Kate: I think we haven’t yet talked about what’s potentially the biggest result of the crisis, or the biggest response to the crisis, which is that despite lack of regulation in this area, a lot of the products that led to the crisis completely ceased to exist. In terms of subprime mortgage origination, for example, I mean, it still exists, because some borrowers who have low FICO scores still should be able to get houses if they have an income. But the market fell from about $600 billion in 2005, to around $60 billion now. 

I think that the order of magnitude shrinkage in the subprime mortgage origination market is something that I’m comfortable with. Maybe more importantly, the types of mortgage-backed securities that were being created by non-GSE, or non-Fannie-Freddie institutions, fell from over a trillion dollars to only $14 billion now. That market completely disappeared. So did these financially engineered products like the crap CDO-Squared and synthetic products that we talked about in the first episode. For the most part, they’ll all gone.

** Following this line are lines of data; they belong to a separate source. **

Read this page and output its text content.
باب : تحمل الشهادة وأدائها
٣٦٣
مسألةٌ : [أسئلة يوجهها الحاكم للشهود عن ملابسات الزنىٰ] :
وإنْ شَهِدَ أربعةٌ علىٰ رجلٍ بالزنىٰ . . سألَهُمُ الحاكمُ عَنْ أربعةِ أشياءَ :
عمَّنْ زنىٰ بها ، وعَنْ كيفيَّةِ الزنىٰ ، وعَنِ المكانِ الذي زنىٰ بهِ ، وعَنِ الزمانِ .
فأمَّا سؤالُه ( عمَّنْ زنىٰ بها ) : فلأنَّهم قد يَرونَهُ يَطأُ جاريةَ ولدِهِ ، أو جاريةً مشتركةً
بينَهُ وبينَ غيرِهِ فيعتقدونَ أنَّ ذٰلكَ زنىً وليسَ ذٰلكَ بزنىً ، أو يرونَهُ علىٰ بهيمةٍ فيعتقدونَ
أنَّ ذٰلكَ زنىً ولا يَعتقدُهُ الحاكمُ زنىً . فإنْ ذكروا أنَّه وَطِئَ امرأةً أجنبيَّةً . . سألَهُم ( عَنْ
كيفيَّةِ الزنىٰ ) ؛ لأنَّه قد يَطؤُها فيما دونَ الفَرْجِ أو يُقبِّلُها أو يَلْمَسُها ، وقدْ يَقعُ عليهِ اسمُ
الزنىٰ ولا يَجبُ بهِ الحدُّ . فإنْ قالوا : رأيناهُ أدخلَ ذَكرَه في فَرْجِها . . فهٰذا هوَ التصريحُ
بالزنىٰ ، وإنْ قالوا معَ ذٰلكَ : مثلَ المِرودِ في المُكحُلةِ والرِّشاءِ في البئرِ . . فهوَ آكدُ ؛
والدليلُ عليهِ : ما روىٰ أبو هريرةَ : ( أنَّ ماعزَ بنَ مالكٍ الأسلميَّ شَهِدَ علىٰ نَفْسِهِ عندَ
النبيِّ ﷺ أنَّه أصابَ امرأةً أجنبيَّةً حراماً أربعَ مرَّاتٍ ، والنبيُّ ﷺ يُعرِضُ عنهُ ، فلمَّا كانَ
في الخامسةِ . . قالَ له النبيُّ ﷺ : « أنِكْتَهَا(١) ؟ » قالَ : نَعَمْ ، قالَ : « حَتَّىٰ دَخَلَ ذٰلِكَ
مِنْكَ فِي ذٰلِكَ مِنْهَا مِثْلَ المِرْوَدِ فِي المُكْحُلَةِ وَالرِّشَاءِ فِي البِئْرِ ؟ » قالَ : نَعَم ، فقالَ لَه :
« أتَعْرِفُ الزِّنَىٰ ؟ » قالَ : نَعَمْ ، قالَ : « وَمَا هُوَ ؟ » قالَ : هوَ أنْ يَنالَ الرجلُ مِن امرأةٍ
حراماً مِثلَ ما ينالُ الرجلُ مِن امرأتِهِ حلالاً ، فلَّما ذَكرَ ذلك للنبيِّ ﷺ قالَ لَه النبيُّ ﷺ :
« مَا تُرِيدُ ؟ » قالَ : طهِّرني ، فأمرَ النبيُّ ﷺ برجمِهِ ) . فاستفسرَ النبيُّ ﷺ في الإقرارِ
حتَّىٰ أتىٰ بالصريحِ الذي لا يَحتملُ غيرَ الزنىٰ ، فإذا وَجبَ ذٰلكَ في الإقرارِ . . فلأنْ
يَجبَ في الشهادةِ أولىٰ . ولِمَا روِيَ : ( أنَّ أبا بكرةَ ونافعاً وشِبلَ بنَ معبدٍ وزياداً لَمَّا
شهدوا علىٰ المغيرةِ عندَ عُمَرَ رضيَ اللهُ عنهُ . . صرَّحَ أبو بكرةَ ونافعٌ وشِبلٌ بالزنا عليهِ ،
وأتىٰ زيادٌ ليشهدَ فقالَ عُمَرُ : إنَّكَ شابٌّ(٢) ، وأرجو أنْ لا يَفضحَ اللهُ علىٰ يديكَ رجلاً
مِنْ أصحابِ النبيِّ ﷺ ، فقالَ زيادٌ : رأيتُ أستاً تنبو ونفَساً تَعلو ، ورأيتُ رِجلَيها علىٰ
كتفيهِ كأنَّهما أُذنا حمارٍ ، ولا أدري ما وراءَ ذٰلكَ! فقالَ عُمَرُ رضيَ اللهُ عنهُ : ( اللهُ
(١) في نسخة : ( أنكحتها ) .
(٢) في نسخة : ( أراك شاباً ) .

Those were not due to government intervention, but they were just because investors realized that those products were not fundamentally sound, and so the demand for them disappeared. But I don’t think that we’ve put in place sufficient regulation to prevent banks from engaging in similar, even though not identical, types of financial engineering in the future.

Luigi: I agree, and that’s the reason why, in the next episode, we’re going to try to explore where the next crisis is going to come from.